Update 29.07.2015: Be strict about having a prefix and suffix. First check for the "citation_doi" meta tag before looking in the rest of the document.

Monday, February 21, 2011

Why should we apply Moore's Law to DNA sequencing?

In this chart of cost per megabase of DNA sequence, an extrapolation based on Moore's Law has been added. What's wrong with this? It starts in 2001, the year of the human genome.

In 2001, only few animal genomes had been published (starting with worm in 1998). If I had to compare the human genome to a computer, I'd pick ENIAC. Moore's Law, however, was stated in 1965, some 20 years after the first "real" (i.e. Turing-complete) computers like the Zuse Z3 or ENIAC. When you go back, Moore's law doesn't hold anymore:

Source: Hans Moravec

The overall rate of progress in the pre-transistor era is lower than the rate of the transistor era–which is perhaps no wonder, as Moore's law had originally been defined as the number of transistors per chip.

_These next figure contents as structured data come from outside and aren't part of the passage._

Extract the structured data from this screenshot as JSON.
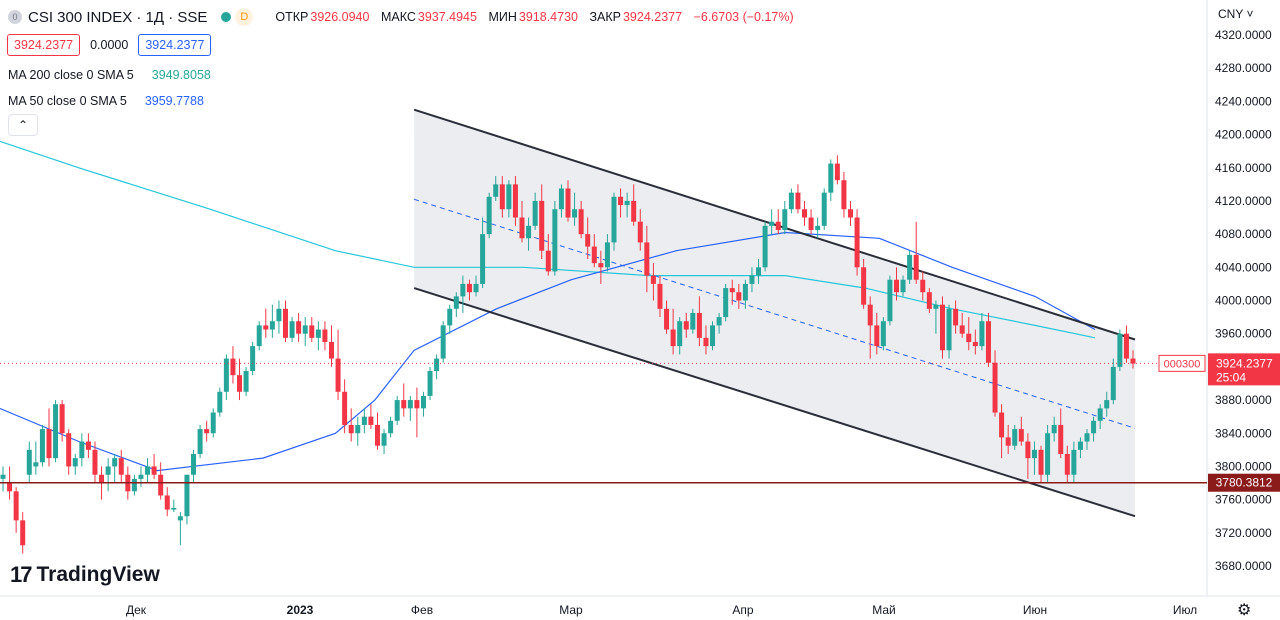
{
  "header": {
    "symbol_logo": "0",
    "symbol": "CSI 300 INDEX · 1Д · SSE",
    "badge_d": "D",
    "open_label": "ОТКР",
    "open_value": "3926.0940",
    "high_label": "МАКС",
    "high_value": "3937.4945",
    "low_label": "МИН",
    "low_value": "3918.4730",
    "close_label": "ЗАКР",
    "close_value": "3924.2377",
    "change": "−6.6703 (−0.17%)"
  },
  "price_box": {
    "bid": "3924.2377",
    "spread": "0.0000",
    "ask": "3924.2377"
  },
  "indicators": {
    "ma200": {
      "label": "MA 200 close 0 SMA 5",
      "value": "3949.8058"
    },
    "ma50": {
      "label": "MA 50 close 0 SMA 5",
      "value": "3959.7788"
    },
    "collapse_icon": "chevron-up-icon"
  },
  "currency": "CNY",
  "brand": {
    "mark": "17",
    "name": "TradingView"
  },
  "colors": {
    "up": "#26a69a",
    "down": "#f23645",
    "ma200": "#26c6da",
    "ma50": "#2962ff",
    "hline": "#8b1a1a",
    "channel_fill": "#e9eaed"
  },
  "chart_data": {
    "type": "candlestick",
    "y_ticks": [
      "4320.0000",
      "4280.0000",
      "4240.0000",
      "4200.0000",
      "4160.0000",
      "4120.0000",
      "4080.0000",
      "4040.0000",
      "4000.0000",
      "3960.0000",
      "3920.0000",
      "3880.0000",
      "3840.0000",
      "3800.0000",
      "3760.0000",
      "3720.0000",
      "3680.0000"
    ],
    "ylim": [
      3665,
      4340
    ],
    "x_ticks": [
      "Дек",
      "2023",
      "Фев",
      "Мар",
      "Апр",
      "Май",
      "Июн",
      "Июл"
    ],
    "last_price_tag": "3924.2377",
    "countdown": "25:04",
    "symbol_tag": "000300",
    "horizontal_level": {
      "value": 3780.3812,
      "label": "3780.3812"
    },
    "channel": {
      "upper": [
        [
          "2023-01-30",
          4230
        ],
        [
          "2023-06-21",
          3953
        ]
      ],
      "lower": [
        [
          "2023-01-30",
          4015
        ],
        [
          "2023-06-21",
          3740
        ]
      ],
      "median": [
        [
          "2023-01-30",
          4122
        ],
        [
          "2023-06-21",
          3846
        ]
      ]
    },
    "ma200": [
      [
        "2022-11-01",
        4200
      ],
      [
        "2022-11-20",
        4160
      ],
      [
        "2022-12-15",
        4110
      ],
      [
        "2023-01-10",
        4060
      ],
      [
        "2023-01-30",
        4040
      ],
      [
        "2023-02-20",
        4040
      ],
      [
        "2023-03-15",
        4030
      ],
      [
        "2023-04-10",
        4030
      ],
      [
        "2023-04-27",
        4015
      ],
      [
        "2023-05-15",
        3990
      ],
      [
        "2023-06-01",
        3970
      ],
      [
        "2023-06-13",
        3955
      ]
    ],
    "ma50": [
      [
        "2022-11-01",
        3880
      ],
      [
        "2022-11-20",
        3830
      ],
      [
        "2022-12-05",
        3795
      ],
      [
        "2022-12-25",
        3810
      ],
      [
        "2023-01-10",
        3840
      ],
      [
        "2023-01-20",
        3880
      ],
      [
        "2023-01-30",
        3940
      ],
      [
        "2023-02-15",
        3990
      ],
      [
        "2023-03-01",
        4025
      ],
      [
        "2023-03-20",
        4060
      ],
      [
        "2023-04-10",
        4082
      ],
      [
        "2023-04-30",
        4075
      ],
      [
        "2023-05-15",
        4040
      ],
      [
        "2023-06-01",
        4005
      ],
      [
        "2023-06-13",
        3965
      ]
    ],
    "candles": [
      {
        "o": 3785,
        "h": 3800,
        "l": 3770,
        "c": 3790
      },
      {
        "o": 3780,
        "h": 3800,
        "l": 3760,
        "c": 3770
      },
      {
        "o": 3770,
        "h": 3775,
        "l": 3720,
        "c": 3735
      },
      {
        "o": 3735,
        "h": 3745,
        "l": 3695,
        "c": 3705
      },
      {
        "o": 3790,
        "h": 3830,
        "l": 3780,
        "c": 3820
      },
      {
        "o": 3800,
        "h": 3830,
        "l": 3790,
        "c": 3805
      },
      {
        "o": 3805,
        "h": 3850,
        "l": 3800,
        "c": 3845
      },
      {
        "o": 3845,
        "h": 3870,
        "l": 3800,
        "c": 3810
      },
      {
        "o": 3810,
        "h": 3880,
        "l": 3805,
        "c": 3875
      },
      {
        "o": 3875,
        "h": 3880,
        "l": 3830,
        "c": 3840
      },
      {
        "o": 3840,
        "h": 3845,
        "l": 3790,
        "c": 3800
      },
      {
        "o": 3800,
        "h": 3815,
        "l": 3790,
        "c": 3810
      },
      {
        "o": 3810,
        "h": 3840,
        "l": 3800,
        "c": 3830
      },
      {
        "o": 3830,
        "h": 3840,
        "l": 3810,
        "c": 3820
      },
      {
        "o": 3820,
        "h": 3830,
        "l": 3780,
        "c": 3790
      },
      {
        "o": 3790,
        "h": 3800,
        "l": 3760,
        "c": 3780
      },
      {
        "o": 3790,
        "h": 3810,
        "l": 3770,
        "c": 3800
      },
      {
        "o": 3800,
        "h": 3815,
        "l": 3780,
        "c": 3810
      },
      {
        "o": 3810,
        "h": 3820,
        "l": 3780,
        "c": 3790
      },
      {
        "o": 3790,
        "h": 3800,
        "l": 3760,
        "c": 3770
      },
      {
        "o": 3770,
        "h": 3790,
        "l": 3765,
        "c": 3785
      },
      {
        "o": 3785,
        "h": 3800,
        "l": 3775,
        "c": 3790
      },
      {
        "o": 3790,
        "h": 3810,
        "l": 3780,
        "c": 3800
      },
      {
        "o": 3800,
        "h": 3815,
        "l": 3785,
        "c": 3790
      },
      {
        "o": 3790,
        "h": 3805,
        "l": 3760,
        "c": 3765
      },
      {
        "o": 3765,
        "h": 3775,
        "l": 3740,
        "c": 3748
      },
      {
        "o": 3748,
        "h": 3760,
        "l": 3745,
        "c": 3750
      },
      {
        "o": 3735,
        "h": 3745,
        "l": 3705,
        "c": 3740
      },
      {
        "o": 3740,
        "h": 3790,
        "l": 3730,
        "c": 3790
      },
      {
        "o": 3790,
        "h": 3820,
        "l": 3780,
        "c": 3815
      },
      {
        "o": 3815,
        "h": 3850,
        "l": 3810,
        "c": 3845
      },
      {
        "o": 3845,
        "h": 3855,
        "l": 3830,
        "c": 3840
      },
      {
        "o": 3840,
        "h": 3870,
        "l": 3835,
        "c": 3865
      },
      {
        "o": 3865,
        "h": 3895,
        "l": 3860,
        "c": 3890
      },
      {
        "o": 3890,
        "h": 3935,
        "l": 3880,
        "c": 3930
      },
      {
        "o": 3930,
        "h": 3945,
        "l": 3900,
        "c": 3910
      },
      {
        "o": 3910,
        "h": 3930,
        "l": 3880,
        "c": 3890
      },
      {
        "o": 3890,
        "h": 3920,
        "l": 3885,
        "c": 3915
      },
      {
        "o": 3915,
        "h": 3950,
        "l": 3910,
        "c": 3945
      },
      {
        "o": 3945,
        "h": 3975,
        "l": 3940,
        "c": 3970
      },
      {
        "o": 3970,
        "h": 3990,
        "l": 3955,
        "c": 3965
      },
      {
        "o": 3965,
        "h": 3995,
        "l": 3955,
        "c": 3975
      },
      {
        "o": 3975,
        "h": 4000,
        "l": 3960,
        "c": 3990
      },
      {
        "o": 3990,
        "h": 4000,
        "l": 3950,
        "c": 3955
      },
      {
        "o": 3955,
        "h": 3980,
        "l": 3950,
        "c": 3975
      },
      {
        "o": 3975,
        "h": 3985,
        "l": 3950,
        "c": 3960
      },
      {
        "o": 3960,
        "h": 3980,
        "l": 3945,
        "c": 3970
      },
      {
        "o": 3970,
        "h": 3980,
        "l": 3950,
        "c": 3955
      },
      {
        "o": 3955,
        "h": 3975,
        "l": 3940,
        "c": 3965
      },
      {
        "o": 3965,
        "h": 3975,
        "l": 3940,
        "c": 3950
      },
      {
        "o": 3950,
        "h": 3970,
        "l": 3920,
        "c": 3930
      },
      {
        "o": 3930,
        "h": 3965,
        "l": 3880,
        "c": 3890
      },
      {
        "o": 3890,
        "h": 3905,
        "l": 3840,
        "c": 3850
      },
      {
        "o": 3850,
        "h": 3870,
        "l": 3830,
        "c": 3840
      },
      {
        "o": 3840,
        "h": 3860,
        "l": 3825,
        "c": 3850
      },
      {
        "o": 3850,
        "h": 3870,
        "l": 3840,
        "c": 3860
      },
      {
        "o": 3860,
        "h": 3875,
        "l": 3845,
        "c": 3850
      },
      {
        "o": 3850,
        "h": 3865,
        "l": 3820,
        "c": 3825
      },
      {
        "o": 3825,
        "h": 3845,
        "l": 3815,
        "c": 3840
      },
      {
        "o": 3840,
        "h": 3860,
        "l": 3835,
        "c": 3855
      },
      {
        "o": 3855,
        "h": 3885,
        "l": 3850,
        "c": 3880
      },
      {
        "o": 3880,
        "h": 3900,
        "l": 3860,
        "c": 3870
      },
      {
        "o": 3870,
        "h": 3885,
        "l": 3855,
        "c": 3880
      },
      {
        "o": 3880,
        "h": 3895,
        "l": 3835,
        "c": 3870
      },
      {
        "o": 3870,
        "h": 3890,
        "l": 3860,
        "c": 3885
      },
      {
        "o": 3885,
        "h": 3920,
        "l": 3880,
        "c": 3915
      },
      {
        "o": 3915,
        "h": 3935,
        "l": 3905,
        "c": 3930
      },
      {
        "o": 3930,
        "h": 3975,
        "l": 3925,
        "c": 3970
      },
      {
        "o": 3970,
        "h": 3995,
        "l": 3960,
        "c": 3990
      },
      {
        "o": 3990,
        "h": 4010,
        "l": 3980,
        "c": 4005
      },
      {
        "o": 4005,
        "h": 4030,
        "l": 3985,
        "c": 4020
      },
      {
        "o": 4020,
        "h": 4025,
        "l": 4000,
        "c": 4010
      },
      {
        "o": 4010,
        "h": 4030,
        "l": 4005,
        "c": 4020
      },
      {
        "o": 4020,
        "h": 4100,
        "l": 4015,
        "c": 4080
      },
      {
        "o": 4080,
        "h": 4130,
        "l": 4075,
        "c": 4125
      },
      {
        "o": 4125,
        "h": 4150,
        "l": 4120,
        "c": 4140
      },
      {
        "o": 4140,
        "h": 4150,
        "l": 4100,
        "c": 4110
      },
      {
        "o": 4110,
        "h": 4145,
        "l": 4100,
        "c": 4140
      },
      {
        "o": 4140,
        "h": 4150,
        "l": 4090,
        "c": 4100
      },
      {
        "o": 4100,
        "h": 4120,
        "l": 4070,
        "c": 4075
      },
      {
        "o": 4075,
        "h": 4100,
        "l": 4060,
        "c": 4090
      },
      {
        "o": 4090,
        "h": 4130,
        "l": 4085,
        "c": 4120
      },
      {
        "o": 4120,
        "h": 4140,
        "l": 4050,
        "c": 4060
      },
      {
        "o": 4060,
        "h": 4080,
        "l": 4030,
        "c": 4035
      },
      {
        "o": 4035,
        "h": 4120,
        "l": 4030,
        "c": 4110
      },
      {
        "o": 4110,
        "h": 4140,
        "l": 4100,
        "c": 4135
      },
      {
        "o": 4135,
        "h": 4145,
        "l": 4095,
        "c": 4100
      },
      {
        "o": 4100,
        "h": 4130,
        "l": 4090,
        "c": 4110
      },
      {
        "o": 4110,
        "h": 4120,
        "l": 4075,
        "c": 4080
      },
      {
        "o": 4080,
        "h": 4100,
        "l": 4050,
        "c": 4065
      },
      {
        "o": 4065,
        "h": 4080,
        "l": 4040,
        "c": 4045
      },
      {
        "o": 4045,
        "h": 4060,
        "l": 4020,
        "c": 4040
      },
      {
        "o": 4040,
        "h": 4080,
        "l": 4035,
        "c": 4070
      },
      {
        "o": 4070,
        "h": 4130,
        "l": 4060,
        "c": 4125
      },
      {
        "o": 4125,
        "h": 4135,
        "l": 4100,
        "c": 4115
      },
      {
        "o": 4115,
        "h": 4130,
        "l": 4100,
        "c": 4120
      },
      {
        "o": 4120,
        "h": 4140,
        "l": 4090,
        "c": 4095
      },
      {
        "o": 4095,
        "h": 4110,
        "l": 4060,
        "c": 4070
      },
      {
        "o": 4070,
        "h": 4090,
        "l": 4010,
        "c": 4030
      },
      {
        "o": 4030,
        "h": 4045,
        "l": 4000,
        "c": 4020
      },
      {
        "o": 4020,
        "h": 4030,
        "l": 3980,
        "c": 3990
      },
      {
        "o": 3990,
        "h": 4000,
        "l": 3960,
        "c": 3965
      },
      {
        "o": 3965,
        "h": 3990,
        "l": 3935,
        "c": 3945
      },
      {
        "o": 3945,
        "h": 3980,
        "l": 3935,
        "c": 3975
      },
      {
        "o": 3975,
        "h": 3985,
        "l": 3955,
        "c": 3965
      },
      {
        "o": 3965,
        "h": 3990,
        "l": 3960,
        "c": 3985
      },
      {
        "o": 3985,
        "h": 4005,
        "l": 3945,
        "c": 3955
      },
      {
        "o": 3955,
        "h": 3970,
        "l": 3935,
        "c": 3945
      },
      {
        "o": 3945,
        "h": 3975,
        "l": 3940,
        "c": 3970
      },
      {
        "o": 3970,
        "h": 3985,
        "l": 3960,
        "c": 3980
      },
      {
        "o": 3980,
        "h": 4020,
        "l": 3975,
        "c": 4015
      },
      {
        "o": 4015,
        "h": 4025,
        "l": 3995,
        "c": 4010
      },
      {
        "o": 4010,
        "h": 4020,
        "l": 3990,
        "c": 4000
      },
      {
        "o": 4000,
        "h": 4025,
        "l": 3990,
        "c": 4020
      },
      {
        "o": 4020,
        "h": 4040,
        "l": 4010,
        "c": 4030
      },
      {
        "o": 4030,
        "h": 4050,
        "l": 4020,
        "c": 4040
      },
      {
        "o": 4040,
        "h": 4095,
        "l": 4035,
        "c": 4090
      },
      {
        "o": 4090,
        "h": 4110,
        "l": 4080,
        "c": 4095
      },
      {
        "o": 4095,
        "h": 4110,
        "l": 4080,
        "c": 4085
      },
      {
        "o": 4085,
        "h": 4120,
        "l": 4080,
        "c": 4110
      },
      {
        "o": 4110,
        "h": 4135,
        "l": 4105,
        "c": 4130
      },
      {
        "o": 4130,
        "h": 4140,
        "l": 4105,
        "c": 4110
      },
      {
        "o": 4110,
        "h": 4120,
        "l": 4090,
        "c": 4100
      },
      {
        "o": 4100,
        "h": 4110,
        "l": 4080,
        "c": 4085
      },
      {
        "o": 4085,
        "h": 4100,
        "l": 4075,
        "c": 4090
      },
      {
        "o": 4090,
        "h": 4135,
        "l": 4085,
        "c": 4130
      },
      {
        "o": 4130,
        "h": 4170,
        "l": 4120,
        "c": 4165
      },
      {
        "o": 4165,
        "h": 4175,
        "l": 4140,
        "c": 4145
      },
      {
        "o": 4145,
        "h": 4155,
        "l": 4100,
        "c": 4110
      },
      {
        "o": 4110,
        "h": 4120,
        "l": 4090,
        "c": 4100
      },
      {
        "o": 4100,
        "h": 4110,
        "l": 4030,
        "c": 4040
      },
      {
        "o": 4040,
        "h": 4050,
        "l": 3990,
        "c": 3995
      },
      {
        "o": 3995,
        "h": 4005,
        "l": 3930,
        "c": 3970
      },
      {
        "o": 3970,
        "h": 3985,
        "l": 3935,
        "c": 3945
      },
      {
        "o": 3945,
        "h": 3980,
        "l": 3940,
        "c": 3975
      },
      {
        "o": 3975,
        "h": 4030,
        "l": 3970,
        "c": 4025
      },
      {
        "o": 4025,
        "h": 4040,
        "l": 4000,
        "c": 4010
      },
      {
        "o": 4010,
        "h": 4030,
        "l": 4005,
        "c": 4025
      },
      {
        "o": 4025,
        "h": 4060,
        "l": 4020,
        "c": 4055
      },
      {
        "o": 4055,
        "h": 4095,
        "l": 4020,
        "c": 4025
      },
      {
        "o": 4025,
        "h": 4035,
        "l": 4000,
        "c": 4010
      },
      {
        "o": 4010,
        "h": 4015,
        "l": 3985,
        "c": 3990
      },
      {
        "o": 3990,
        "h": 4000,
        "l": 3960,
        "c": 3995
      },
      {
        "o": 3995,
        "h": 4005,
        "l": 3930,
        "c": 3940
      },
      {
        "o": 3940,
        "h": 3995,
        "l": 3930,
        "c": 3990
      },
      {
        "o": 3990,
        "h": 4000,
        "l": 3960,
        "c": 3970
      },
      {
        "o": 3970,
        "h": 3985,
        "l": 3955,
        "c": 3960
      },
      {
        "o": 3960,
        "h": 3980,
        "l": 3940,
        "c": 3950
      },
      {
        "o": 3950,
        "h": 3965,
        "l": 3935,
        "c": 3945
      },
      {
        "o": 3945,
        "h": 3985,
        "l": 3940,
        "c": 3975
      },
      {
        "o": 3975,
        "h": 3985,
        "l": 3920,
        "c": 3925
      },
      {
        "o": 3925,
        "h": 3940,
        "l": 3860,
        "c": 3865
      },
      {
        "o": 3865,
        "h": 3875,
        "l": 3810,
        "c": 3835
      },
      {
        "o": 3835,
        "h": 3850,
        "l": 3815,
        "c": 3825
      },
      {
        "o": 3825,
        "h": 3850,
        "l": 3820,
        "c": 3845
      },
      {
        "o": 3845,
        "h": 3860,
        "l": 3825,
        "c": 3830
      },
      {
        "o": 3830,
        "h": 3840,
        "l": 3785,
        "c": 3810
      },
      {
        "o": 3810,
        "h": 3830,
        "l": 3790,
        "c": 3820
      },
      {
        "o": 3820,
        "h": 3825,
        "l": 3780,
        "c": 3790
      },
      {
        "o": 3790,
        "h": 3850,
        "l": 3780,
        "c": 3840
      },
      {
        "o": 3840,
        "h": 3860,
        "l": 3830,
        "c": 3850
      },
      {
        "o": 3850,
        "h": 3870,
        "l": 3810,
        "c": 3815
      },
      {
        "o": 3815,
        "h": 3825,
        "l": 3780,
        "c": 3790
      },
      {
        "o": 3790,
        "h": 3830,
        "l": 3780,
        "c": 3820
      },
      {
        "o": 3820,
        "h": 3835,
        "l": 3810,
        "c": 3830
      },
      {
        "o": 3830,
        "h": 3845,
        "l": 3820,
        "c": 3840
      },
      {
        "o": 3840,
        "h": 3860,
        "l": 3830,
        "c": 3855
      },
      {
        "o": 3855,
        "h": 3875,
        "l": 3845,
        "c": 3870
      },
      {
        "o": 3870,
        "h": 3890,
        "l": 3860,
        "c": 3880
      },
      {
        "o": 3880,
        "h": 3930,
        "l": 3875,
        "c": 3920
      },
      {
        "o": 3920,
        "h": 3965,
        "l": 3915,
        "c": 3960
      },
      {
        "o": 3960,
        "h": 3970,
        "l": 3925,
        "c": 3930
      },
      {
        "o": 3930,
        "h": 3940,
        "l": 3918,
        "c": 3924
      }
    ]
  }
}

With which rate will DNA sequencing progress? Perhaps the sharp decrease in sequencing costs between 2008 and 2010 is comparable to the transition from vacuum tubes to transistors, and Moore's Law will be followed from now on (extrapolating from three data points...). But perhaps we'll see more sharp decreases, and should overcome the desire to extrapolate using Moore's Law from arbitrary starting points.

(HT Deepak.)

Wednesday, January 19, 2011

New repo: local NCBI taxonomy database

I added some new functionality to the taxonomy repository at Google Code, creating a fork at BitBucket. The existing Python package already makes it possible to create a local database containing the content of the NCBI taxonomy, which can then be queried for names, ranks, and lineages. I added functionality to create a Newick tree from a list of NCBI taxonomy identifiers.